Stata offers a 293-page report on its parallelization efforts:
Stata/MP1 is the version of Stata that is programmed to take full advantage of multicore and multiprocessor computers. It is exactly like Stata/SE in all ways except that it distributes many of Stata’s most computationally demanding tasks across all the cores in your computer and thereby runs faster—much faster.
They are pretty impressive. However:
With multiple cores, one might expect to achieve the theoretical upper bound of doubling the speed by doubling the number of cores—2 cores run twice as fast as 1, 4 run twice as fast as 2, and so on. However, there are three reasons why such perfect scalability cannot be expected: 1) some calculations have parts that cannot be partitioned into parallel processes; 2) even when there are parts that can be partitioned, determining how to partition them takes computer time; and 3) multicore/multiprocessor systems only duplicate processors and cores, not all the other system resources.
Stata/MP achieved 75% parallelization efficiency overall and 85% efficiency among estimation commands... Speed is more important for problems that are quantified as large in terms of the size of the dataset or some other aspect of the problem, such as the number of covariates. On large problems, Stata/MP with 2 cores runs half of Stata’s commands at least 1.7 times faster than on a single core. With 4 cores, the same commands run at least 2.4 times faster than on a single core.
How to Utilize This?
This parallelization benefit is mostly realized in running code in batch mode. If using Stata interactively, Stata is predominantly waiting for user input, and so the parallelization gains diminish rapidly. If one intends to do intense, focused work for short periods of time (up to a few days) and subsequently exit the software, choosing multiple cores is fine. But if you plan to run an interactive session over the course of the day or two, please select Stata-SE, as the multiple cores that you have requested are reserved only for you and will sit idle during this time, decreasing the resources available to other people.
No additional work is needed for you to utilize the multiple CPU cores in your code. Stata will handle this transparently for you. But you do need to ensure that you ask the compute grid to reserve the cores for your use:
Using NoMachine (interactive only):
From the Applications menu, select the Stata-SE menus for single-core or Stata-MP4 menus for 4-core Stata. Under each, select the appropriate memory footprint for your work (see Choosing Resources). An example screenshot can be see here. The wrapper scripts that drive these menu items include all the necessary commands to start Stata with the designated number of CPU cores within your session.
Using PAC (batch only):
Note that PAC is not yet available for Grid 2.5. Please contact RCS if you have any questions.
Stata-SE (single-core), -MP4 (4-core), and -MP8 (8-core) options are available as application profiles using the Platform Application Center when starting a new job.

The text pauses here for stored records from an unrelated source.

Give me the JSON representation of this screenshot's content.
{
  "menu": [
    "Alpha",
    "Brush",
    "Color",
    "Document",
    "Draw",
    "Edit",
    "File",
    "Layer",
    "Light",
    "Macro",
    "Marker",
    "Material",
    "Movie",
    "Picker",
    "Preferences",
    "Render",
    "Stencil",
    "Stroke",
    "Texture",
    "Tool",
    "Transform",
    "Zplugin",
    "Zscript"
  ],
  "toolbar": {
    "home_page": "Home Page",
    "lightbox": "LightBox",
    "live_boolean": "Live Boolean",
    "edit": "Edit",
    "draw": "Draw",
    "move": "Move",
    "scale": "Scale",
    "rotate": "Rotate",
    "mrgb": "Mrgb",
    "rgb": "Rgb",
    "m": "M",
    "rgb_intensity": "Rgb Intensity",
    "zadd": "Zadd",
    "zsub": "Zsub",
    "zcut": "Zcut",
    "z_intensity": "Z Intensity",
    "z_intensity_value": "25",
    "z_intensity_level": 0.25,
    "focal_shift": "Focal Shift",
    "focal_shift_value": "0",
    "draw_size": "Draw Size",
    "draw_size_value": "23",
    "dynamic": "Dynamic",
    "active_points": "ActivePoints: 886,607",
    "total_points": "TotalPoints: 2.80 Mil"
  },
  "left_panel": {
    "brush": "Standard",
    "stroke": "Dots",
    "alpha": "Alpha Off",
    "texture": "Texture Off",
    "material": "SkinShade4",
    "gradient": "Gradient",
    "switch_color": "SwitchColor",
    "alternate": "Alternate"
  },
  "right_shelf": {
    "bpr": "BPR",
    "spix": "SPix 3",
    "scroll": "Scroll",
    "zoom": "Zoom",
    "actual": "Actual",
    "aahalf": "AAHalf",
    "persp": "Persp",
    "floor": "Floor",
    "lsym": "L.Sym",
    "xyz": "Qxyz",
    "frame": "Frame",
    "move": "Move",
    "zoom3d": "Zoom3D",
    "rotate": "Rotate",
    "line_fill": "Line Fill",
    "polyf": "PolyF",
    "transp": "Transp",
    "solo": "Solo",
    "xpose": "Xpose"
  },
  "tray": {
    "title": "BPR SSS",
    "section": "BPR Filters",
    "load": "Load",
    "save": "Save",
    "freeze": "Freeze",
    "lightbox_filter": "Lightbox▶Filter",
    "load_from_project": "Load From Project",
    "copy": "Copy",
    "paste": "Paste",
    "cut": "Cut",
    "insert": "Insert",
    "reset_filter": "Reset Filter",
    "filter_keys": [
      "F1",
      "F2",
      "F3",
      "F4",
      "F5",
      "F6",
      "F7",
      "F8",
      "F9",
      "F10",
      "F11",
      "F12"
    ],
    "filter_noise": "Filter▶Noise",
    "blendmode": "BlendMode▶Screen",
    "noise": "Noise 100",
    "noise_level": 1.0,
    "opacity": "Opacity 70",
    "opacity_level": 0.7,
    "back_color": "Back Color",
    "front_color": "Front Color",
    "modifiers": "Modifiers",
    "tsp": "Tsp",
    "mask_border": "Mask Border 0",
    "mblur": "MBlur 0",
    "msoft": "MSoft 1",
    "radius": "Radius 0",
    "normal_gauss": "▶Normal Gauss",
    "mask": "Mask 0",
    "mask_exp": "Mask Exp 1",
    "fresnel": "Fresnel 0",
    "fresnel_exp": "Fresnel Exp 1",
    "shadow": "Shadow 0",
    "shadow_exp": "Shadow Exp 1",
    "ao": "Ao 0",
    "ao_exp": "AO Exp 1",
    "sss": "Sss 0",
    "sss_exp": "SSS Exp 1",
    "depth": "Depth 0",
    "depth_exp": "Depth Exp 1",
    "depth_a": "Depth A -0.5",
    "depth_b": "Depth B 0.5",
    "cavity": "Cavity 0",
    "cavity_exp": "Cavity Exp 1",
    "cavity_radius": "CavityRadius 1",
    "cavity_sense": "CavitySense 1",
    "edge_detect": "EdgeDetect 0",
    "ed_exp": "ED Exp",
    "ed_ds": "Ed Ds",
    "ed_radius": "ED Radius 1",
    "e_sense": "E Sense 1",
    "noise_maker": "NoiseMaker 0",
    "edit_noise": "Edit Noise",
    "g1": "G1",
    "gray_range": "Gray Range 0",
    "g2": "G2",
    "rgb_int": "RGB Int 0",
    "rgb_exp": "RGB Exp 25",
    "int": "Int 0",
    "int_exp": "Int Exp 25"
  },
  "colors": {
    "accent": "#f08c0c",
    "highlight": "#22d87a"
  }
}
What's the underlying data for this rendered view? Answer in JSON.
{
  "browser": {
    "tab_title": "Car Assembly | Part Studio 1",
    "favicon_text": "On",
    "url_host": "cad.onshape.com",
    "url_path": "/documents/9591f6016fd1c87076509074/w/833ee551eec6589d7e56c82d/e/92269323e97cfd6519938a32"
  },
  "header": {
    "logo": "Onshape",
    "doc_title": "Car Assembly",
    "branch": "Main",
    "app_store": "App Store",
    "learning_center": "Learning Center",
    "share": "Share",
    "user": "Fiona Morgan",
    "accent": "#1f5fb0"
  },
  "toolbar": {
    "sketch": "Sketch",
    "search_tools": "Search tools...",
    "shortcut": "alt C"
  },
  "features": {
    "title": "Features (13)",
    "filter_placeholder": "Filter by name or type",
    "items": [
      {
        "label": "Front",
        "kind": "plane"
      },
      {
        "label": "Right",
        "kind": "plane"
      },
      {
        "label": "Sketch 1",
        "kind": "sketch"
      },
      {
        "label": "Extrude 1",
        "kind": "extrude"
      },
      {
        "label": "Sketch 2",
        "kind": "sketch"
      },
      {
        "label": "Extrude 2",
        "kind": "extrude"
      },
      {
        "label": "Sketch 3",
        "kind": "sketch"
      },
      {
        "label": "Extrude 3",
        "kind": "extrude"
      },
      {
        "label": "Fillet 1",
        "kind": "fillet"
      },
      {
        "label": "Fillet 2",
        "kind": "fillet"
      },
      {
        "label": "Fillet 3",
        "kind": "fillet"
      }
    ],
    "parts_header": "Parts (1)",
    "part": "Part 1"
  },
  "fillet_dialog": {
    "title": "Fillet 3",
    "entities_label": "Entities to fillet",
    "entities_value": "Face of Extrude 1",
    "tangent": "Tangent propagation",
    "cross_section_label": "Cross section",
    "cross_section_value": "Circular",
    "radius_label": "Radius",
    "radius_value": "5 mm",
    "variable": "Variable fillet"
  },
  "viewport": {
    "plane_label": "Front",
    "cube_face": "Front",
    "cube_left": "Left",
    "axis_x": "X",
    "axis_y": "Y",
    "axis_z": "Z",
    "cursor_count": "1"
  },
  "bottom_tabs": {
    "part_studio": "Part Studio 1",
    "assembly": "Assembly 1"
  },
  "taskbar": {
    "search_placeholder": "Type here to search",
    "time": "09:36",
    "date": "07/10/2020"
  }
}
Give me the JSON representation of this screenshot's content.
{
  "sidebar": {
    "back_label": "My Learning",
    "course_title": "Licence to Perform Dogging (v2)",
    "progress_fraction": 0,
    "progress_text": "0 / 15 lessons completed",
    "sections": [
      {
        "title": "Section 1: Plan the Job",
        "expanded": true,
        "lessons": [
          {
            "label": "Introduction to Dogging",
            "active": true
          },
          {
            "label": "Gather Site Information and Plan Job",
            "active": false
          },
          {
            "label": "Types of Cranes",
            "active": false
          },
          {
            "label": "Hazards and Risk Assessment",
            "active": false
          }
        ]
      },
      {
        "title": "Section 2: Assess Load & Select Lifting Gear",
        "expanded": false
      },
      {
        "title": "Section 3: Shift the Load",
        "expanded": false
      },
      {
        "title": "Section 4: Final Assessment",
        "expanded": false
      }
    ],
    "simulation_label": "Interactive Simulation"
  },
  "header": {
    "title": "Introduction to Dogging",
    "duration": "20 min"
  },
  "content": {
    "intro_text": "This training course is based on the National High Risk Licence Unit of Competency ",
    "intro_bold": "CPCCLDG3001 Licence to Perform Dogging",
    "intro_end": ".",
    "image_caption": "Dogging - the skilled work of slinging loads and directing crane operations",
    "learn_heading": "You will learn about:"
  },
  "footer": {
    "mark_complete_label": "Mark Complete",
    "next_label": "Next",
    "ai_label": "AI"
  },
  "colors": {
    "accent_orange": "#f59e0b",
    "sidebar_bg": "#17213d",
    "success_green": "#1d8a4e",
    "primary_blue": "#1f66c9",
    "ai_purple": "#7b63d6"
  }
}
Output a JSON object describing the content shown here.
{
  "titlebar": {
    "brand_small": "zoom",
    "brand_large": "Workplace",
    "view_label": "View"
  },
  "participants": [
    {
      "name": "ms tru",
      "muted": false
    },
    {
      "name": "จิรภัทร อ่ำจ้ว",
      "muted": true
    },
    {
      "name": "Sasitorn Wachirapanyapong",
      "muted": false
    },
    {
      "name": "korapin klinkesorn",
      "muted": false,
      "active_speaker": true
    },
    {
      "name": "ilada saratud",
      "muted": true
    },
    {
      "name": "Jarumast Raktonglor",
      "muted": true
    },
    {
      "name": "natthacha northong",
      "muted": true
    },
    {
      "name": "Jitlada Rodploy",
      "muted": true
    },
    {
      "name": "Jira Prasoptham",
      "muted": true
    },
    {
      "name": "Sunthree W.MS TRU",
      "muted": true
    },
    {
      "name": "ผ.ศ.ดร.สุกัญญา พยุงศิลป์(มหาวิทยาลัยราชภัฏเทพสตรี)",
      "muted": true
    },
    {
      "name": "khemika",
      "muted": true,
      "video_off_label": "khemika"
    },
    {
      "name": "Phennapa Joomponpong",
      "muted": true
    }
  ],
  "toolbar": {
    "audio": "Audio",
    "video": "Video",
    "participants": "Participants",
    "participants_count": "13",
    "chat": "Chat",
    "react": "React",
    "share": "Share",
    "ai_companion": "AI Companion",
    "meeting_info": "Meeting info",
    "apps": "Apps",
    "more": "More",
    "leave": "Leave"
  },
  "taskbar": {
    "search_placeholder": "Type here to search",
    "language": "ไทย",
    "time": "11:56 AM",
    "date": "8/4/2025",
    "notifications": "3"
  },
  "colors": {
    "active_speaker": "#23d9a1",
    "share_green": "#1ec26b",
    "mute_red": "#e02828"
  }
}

Selecting one of these profiles will ask the scheduler to reserve the cores for your job. Please see our PAC documentation for more details.
Using the command-line (interactive or batch):
Both interactive and batch jobs can started from the command line, and both default, wrapper scripts and custom submission scripts can be employed. (Again, wrapper scripts are great for out-of-the-box configs; custom scripts are needed for atypical RAM or CPU requirements.) For example:
# interactive (GUI) Stata-MP4 with 5 GB footprint via default wrapper xstata-mp4-5g # interactive (GUI) Stata-MP4, 35 GB, for 12 hours via custom submission script bsub -q long_int -n 4 -Ip -W 12:00 -R "rusage[mem=35000]" -M 35000 -hl xstata-mp4 # batch Stata-MP4 with 5 GB footprint via default wrapper stata-mp4-5g -b do myfile.do # batch Stata-MP4, 35 GB, for 12 hours via custom submission script bsub -q long -n 4 -W 12:00 -R "rusage[mem=35000]" -M 35000 -hl stata-mp4 -b do myfile.do
Updated on 2/19/19